Tesco recently announced plans to improve its environmental credentials, but Friends of the Earth maintained that shopping locally was still the better option, especially if shoppers leave their cars at home and buy locally-sourced food.

Campaigners around the country are set to work with local shopkeepers to develop local shopping promotions, such as loyalty cards, discounts, posters and local shop directories.

Friends of the Earth pointed out there were benefits from shopping locally, including that local shops were more likely to provide local food that hadn't been flown halfway around the world, and provided a more personal service. They also kept money circulating in the local area, and often provided better value. They also claimed they were more energy efficient than huge superstores, and provided more choice.

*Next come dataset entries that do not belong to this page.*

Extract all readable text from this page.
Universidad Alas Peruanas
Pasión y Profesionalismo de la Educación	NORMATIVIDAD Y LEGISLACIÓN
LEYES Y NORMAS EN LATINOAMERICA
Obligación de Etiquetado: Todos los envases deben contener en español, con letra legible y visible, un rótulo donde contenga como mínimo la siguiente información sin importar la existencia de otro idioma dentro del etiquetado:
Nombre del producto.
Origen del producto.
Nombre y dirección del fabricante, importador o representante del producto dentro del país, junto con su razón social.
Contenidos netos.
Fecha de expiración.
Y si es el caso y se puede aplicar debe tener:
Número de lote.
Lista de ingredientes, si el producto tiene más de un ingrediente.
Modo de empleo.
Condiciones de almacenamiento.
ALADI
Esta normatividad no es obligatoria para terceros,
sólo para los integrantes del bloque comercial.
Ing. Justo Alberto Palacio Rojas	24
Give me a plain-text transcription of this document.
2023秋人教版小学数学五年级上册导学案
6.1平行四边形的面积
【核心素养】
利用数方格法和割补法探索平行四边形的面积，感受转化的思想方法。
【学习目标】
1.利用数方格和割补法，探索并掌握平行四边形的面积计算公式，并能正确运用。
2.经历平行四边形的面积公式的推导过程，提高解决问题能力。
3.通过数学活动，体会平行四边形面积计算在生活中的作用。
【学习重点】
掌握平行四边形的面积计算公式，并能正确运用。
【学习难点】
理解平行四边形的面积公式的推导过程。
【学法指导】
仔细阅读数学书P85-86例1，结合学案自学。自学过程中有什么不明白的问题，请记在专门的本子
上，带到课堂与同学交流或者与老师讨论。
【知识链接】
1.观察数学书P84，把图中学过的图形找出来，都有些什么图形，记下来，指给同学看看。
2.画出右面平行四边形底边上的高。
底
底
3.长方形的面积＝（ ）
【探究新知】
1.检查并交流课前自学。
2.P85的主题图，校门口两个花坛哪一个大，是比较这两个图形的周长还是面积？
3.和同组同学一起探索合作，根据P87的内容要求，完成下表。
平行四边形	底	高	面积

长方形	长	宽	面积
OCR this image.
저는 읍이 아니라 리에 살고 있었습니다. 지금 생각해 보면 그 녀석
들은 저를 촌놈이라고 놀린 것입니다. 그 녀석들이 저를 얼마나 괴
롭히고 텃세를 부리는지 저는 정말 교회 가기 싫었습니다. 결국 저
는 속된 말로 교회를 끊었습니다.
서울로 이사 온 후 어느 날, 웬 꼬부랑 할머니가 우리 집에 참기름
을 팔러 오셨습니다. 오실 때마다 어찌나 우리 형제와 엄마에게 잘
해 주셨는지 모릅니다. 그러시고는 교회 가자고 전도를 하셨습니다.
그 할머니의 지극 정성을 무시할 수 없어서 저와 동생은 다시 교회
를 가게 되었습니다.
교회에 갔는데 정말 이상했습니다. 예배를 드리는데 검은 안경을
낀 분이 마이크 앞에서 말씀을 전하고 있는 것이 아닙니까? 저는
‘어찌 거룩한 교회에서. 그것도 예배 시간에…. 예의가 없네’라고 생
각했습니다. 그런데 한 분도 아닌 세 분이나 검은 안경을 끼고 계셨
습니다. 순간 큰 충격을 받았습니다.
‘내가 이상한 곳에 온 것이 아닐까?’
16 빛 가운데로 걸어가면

Jeanette Thurtle, the East Anglia regional organiser for the Federation of Small Businesses, welcomed the Friends of the Earth initiative and said her organisation fully supported it.

“Unless people appreciate the service, flexibility and unique selling points of their local small shops, they will be lost forever.

“At present, these valuable community resources can be taken for granted. One day soon, shoppers could look around their high street and wonder where the shops have gone,” she said.

“In Suffolk, we ran a successful “Use it or Lose it” campaign in conjunction with Suffolk County Council. This campaign highlighted the benefits to communities of local services, the problems that occur if local services disappear, and tried to encourage Suffolk and neighbouring consumers to support local retail services.

“Norfolk and Suffolk have a number of market towns with many small retailers. If we want to see these towns prosper, we must support the local shops first.”

John Dugmore, chief executive of Suffolk Chamber of Commerce, also backed the campaign.

“We are a rural county. We have got a lot of market towns, so it's important that the local community does shop as locally as it can because it's about supporting the local economy and local business,” he said.

He pointed out that by doing so, shoppers were reducing carbon emissions.